Subscription-based news site The Information has hired 22 people in the last year, and plans to add more in the future as it tries to build its audience, Digiday reports. Founder and editor Jessica Lessin says her goal is to reach “hundreds of thousands” of subscribers from the “tens of thousands” of subscribers that the company has today (she declined to share specific numbers). Lessin said she expects to hit that goal within the next few years.

Ariana Pekary, CJR’s public editor for CNN, writes about the network’s coverage of the violence between Israel and Palestine, and how it seems to give a lot more time and space to the Israeli government’s position than to that of the Palestinians who are being shelled and fired upon by the Israeli military. “CNN aired a two-hour special on the brewing crisis from 3pm to 5pm Eastern Time without explaining why it was happening. Almost every guest was located in Israel; the network didn’t feature a single person in a Palestinian territory or neighborhood. There were no questions about the recent Palestinian evictions or actions by Israeli police that instigated Hamas retaliation.”

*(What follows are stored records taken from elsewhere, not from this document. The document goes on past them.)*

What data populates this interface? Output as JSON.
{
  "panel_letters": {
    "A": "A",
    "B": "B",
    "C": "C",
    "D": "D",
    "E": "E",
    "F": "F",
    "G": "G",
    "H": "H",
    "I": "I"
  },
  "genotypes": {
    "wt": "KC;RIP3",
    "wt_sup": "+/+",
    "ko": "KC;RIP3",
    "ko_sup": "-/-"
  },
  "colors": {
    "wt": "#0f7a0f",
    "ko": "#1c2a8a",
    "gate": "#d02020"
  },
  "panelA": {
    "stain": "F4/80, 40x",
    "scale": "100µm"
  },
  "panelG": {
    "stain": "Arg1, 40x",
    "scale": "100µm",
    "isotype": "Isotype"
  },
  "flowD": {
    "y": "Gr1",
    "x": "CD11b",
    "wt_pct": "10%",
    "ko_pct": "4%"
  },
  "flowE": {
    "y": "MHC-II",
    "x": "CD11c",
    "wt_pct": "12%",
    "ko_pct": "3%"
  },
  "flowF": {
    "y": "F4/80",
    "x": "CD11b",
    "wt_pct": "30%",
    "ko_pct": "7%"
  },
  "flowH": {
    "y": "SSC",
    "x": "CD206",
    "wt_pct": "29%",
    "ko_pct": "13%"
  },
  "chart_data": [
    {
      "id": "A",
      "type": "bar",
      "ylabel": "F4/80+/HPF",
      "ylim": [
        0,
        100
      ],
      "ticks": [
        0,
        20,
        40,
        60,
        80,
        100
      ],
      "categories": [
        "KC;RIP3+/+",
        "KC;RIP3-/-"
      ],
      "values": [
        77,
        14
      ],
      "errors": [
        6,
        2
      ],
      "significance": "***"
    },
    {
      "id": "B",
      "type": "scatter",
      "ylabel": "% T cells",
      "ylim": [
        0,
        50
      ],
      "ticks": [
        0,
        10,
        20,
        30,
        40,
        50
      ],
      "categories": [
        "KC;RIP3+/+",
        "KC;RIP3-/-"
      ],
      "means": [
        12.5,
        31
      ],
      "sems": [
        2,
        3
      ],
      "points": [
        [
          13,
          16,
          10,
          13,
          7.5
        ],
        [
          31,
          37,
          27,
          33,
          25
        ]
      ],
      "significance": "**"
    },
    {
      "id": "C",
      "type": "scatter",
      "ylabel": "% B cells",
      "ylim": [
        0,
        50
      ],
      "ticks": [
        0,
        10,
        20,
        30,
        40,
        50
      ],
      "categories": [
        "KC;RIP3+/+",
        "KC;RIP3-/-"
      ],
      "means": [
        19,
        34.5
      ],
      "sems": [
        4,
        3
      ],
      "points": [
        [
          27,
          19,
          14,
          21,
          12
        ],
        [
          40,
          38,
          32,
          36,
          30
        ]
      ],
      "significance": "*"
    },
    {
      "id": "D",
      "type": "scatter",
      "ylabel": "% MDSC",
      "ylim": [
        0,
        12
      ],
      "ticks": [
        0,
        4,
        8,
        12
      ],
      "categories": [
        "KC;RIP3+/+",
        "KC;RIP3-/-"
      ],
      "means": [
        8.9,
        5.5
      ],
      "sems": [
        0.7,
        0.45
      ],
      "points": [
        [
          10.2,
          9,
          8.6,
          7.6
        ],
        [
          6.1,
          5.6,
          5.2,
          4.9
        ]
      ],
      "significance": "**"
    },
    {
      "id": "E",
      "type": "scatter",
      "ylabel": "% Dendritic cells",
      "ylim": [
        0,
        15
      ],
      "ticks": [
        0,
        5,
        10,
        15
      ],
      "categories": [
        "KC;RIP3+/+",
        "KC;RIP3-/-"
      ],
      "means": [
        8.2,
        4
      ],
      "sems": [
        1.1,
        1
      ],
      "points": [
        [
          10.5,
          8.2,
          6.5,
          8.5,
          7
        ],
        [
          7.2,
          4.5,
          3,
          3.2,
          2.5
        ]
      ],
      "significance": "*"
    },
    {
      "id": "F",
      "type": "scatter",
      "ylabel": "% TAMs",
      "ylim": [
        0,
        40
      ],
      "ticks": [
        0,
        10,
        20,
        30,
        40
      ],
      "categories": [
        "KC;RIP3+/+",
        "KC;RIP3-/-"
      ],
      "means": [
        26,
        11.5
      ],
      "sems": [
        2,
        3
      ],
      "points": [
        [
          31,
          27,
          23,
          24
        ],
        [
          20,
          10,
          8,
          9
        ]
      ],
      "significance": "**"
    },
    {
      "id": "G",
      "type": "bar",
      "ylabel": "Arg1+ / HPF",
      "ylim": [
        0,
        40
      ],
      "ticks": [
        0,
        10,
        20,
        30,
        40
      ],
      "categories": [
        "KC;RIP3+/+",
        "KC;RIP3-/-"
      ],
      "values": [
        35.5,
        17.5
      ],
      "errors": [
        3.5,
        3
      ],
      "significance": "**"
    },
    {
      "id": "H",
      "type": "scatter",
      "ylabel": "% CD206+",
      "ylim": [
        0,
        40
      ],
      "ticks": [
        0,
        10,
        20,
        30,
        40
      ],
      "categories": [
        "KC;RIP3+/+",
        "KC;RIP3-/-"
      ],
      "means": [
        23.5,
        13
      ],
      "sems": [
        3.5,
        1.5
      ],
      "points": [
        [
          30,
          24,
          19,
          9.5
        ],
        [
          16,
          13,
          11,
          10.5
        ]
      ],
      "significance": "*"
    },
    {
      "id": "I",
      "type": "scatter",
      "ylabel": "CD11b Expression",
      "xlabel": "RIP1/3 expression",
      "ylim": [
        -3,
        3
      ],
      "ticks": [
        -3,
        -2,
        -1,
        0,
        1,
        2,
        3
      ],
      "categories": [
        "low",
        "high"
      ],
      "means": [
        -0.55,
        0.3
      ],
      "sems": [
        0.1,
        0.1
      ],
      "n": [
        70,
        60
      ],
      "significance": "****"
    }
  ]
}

Amazon’s Ring “smart doorbell” is the largest civilian-surveillance network the US has ever seen, writes Lauren Bridges, a PhD candidate at the Annenberg School for Communication at the University of Pennsylvania. One out of every 10 US police departments can access videos from millions of home-security cameras without getting a warrant, Bridges says. “In a 2020 letter to management, Max Eliaser, an Amazon software engineer, said Ring is ‘simply not compatible with a free society’ [and] we should take his claim seriously.”

Rumble, a video-sharing platform that has become popular with right-wing commentators, is being funded by a group of conservative venture capitalists including Peter Thiel and JD Vance, author of “Hillbilly Elegy,” according to a report from the Wall Street Journal. The funding is being led by Narya Capital, a Cincinnati-based fund co-founded by Vance, as well as Colt Ventures, the family office of former Trump adviser Darren Blanton.

Erik Wemple, a media columnist for the Washington Post, writes about Sally Buzbee, the newly-appointed executive editor of the New York Times, and her reputation when she was at the Associated Press. “A former colleague of Sally Buzbee recalls the time some big shot at the FBI told the Associated Press that it shouldn’t publish some details in his story. At the time, Buzbee was the wire service’s Washington bureau chief, a post that routinely fields suppressive suggestions from D.C. bureaucrats. ‘She had a polite, corporate way of saying ‘f— you,’ recalls the former colleague.”